Jan Haase received the Diploma degree in computer sciences at Goethe University, Frankfurt, Germany. He then became a Research Assistant at the Department of Technical Informatics, Frankfurt University. There he focused on the field of computer architectures, dynamic and distributed parallel computation, middlewares, and embedded systems, resulting in his Ph.D. thesis on the scalable, dataflow-driven virtual machine (SDVM).
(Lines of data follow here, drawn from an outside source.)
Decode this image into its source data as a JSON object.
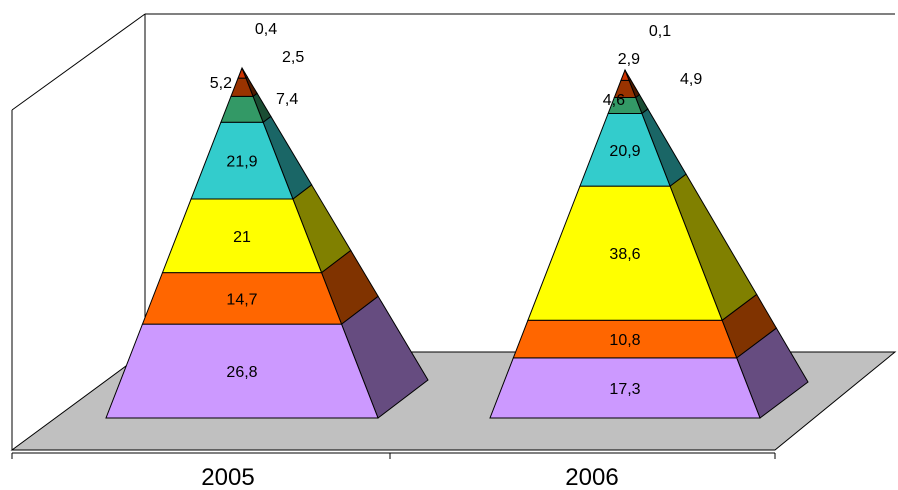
{
  "chart_data": {
    "type": "pyramid",
    "categories": [
      "2005",
      "2006"
    ],
    "series": [
      {
        "values": [
          26.8,
          17.3
        ],
        "labels": [
          "26,8",
          "17,3"
        ],
        "front_color": "#cc99ff",
        "side_color": "#664c80"
      },
      {
        "values": [
          14.7,
          10.8
        ],
        "labels": [
          "14,7",
          "10,8"
        ],
        "front_color": "#ff6600",
        "side_color": "#803300"
      },
      {
        "values": [
          21.0,
          38.6
        ],
        "labels": [
          "21",
          "38,6"
        ],
        "front_color": "#ffff00",
        "side_color": "#808000"
      },
      {
        "values": [
          21.9,
          20.9
        ],
        "labels": [
          "21,9",
          "20,9"
        ],
        "front_color": "#33cccc",
        "side_color": "#1a6666"
      },
      {
        "values": [
          7.4,
          4.6
        ],
        "labels": [
          "7,4",
          "4,6"
        ],
        "front_color": "#339966",
        "side_color": "#1a4d33"
      },
      {
        "values": [
          5.2,
          4.9
        ],
        "labels": [
          "5,2",
          "4,9"
        ],
        "front_color": "#993300",
        "side_color": "#4d1a00"
      },
      {
        "values": [
          2.5,
          2.9
        ],
        "labels": [
          "2,5",
          "2,9"
        ],
        "front_color": "#cc3300",
        "side_color": "#661a00"
      },
      {
        "values": [
          0.4,
          0.1
        ],
        "labels": [
          "0,4",
          "0,1"
        ],
        "front_color": "#000080",
        "side_color": "#000040"
      }
    ],
    "floor_color": "#c0c0c0",
    "grid": false,
    "legend": "none"
  }
}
Since 2007, he is a Senior Researcher and Project Leader at Vienna University of

Technology. His research interests include hardware/software co-design, design methodologies for heterogeneous (AMS+HW/SW) embedded systems, wireless sensor networks, power consumption optimization, and automatic parallelization. He is author and coauthor of more than 90 reviewed publications. Dr. Haase is currently appointed IEEE Region 8 Conference Coordinator. He is an Associate Editor of the IEEE TRANSACTIONS ON INDUSTRIAL INFORMATICS and of the IEEE Industrial Electronics Tech News and served and serves as Program (Co-) Chair or Member in several program committees of international conferences like IECON, AFRICON, DATE, DAC, FDL, CSNDSP, ICIEA, Austrochip, and smaller workshops.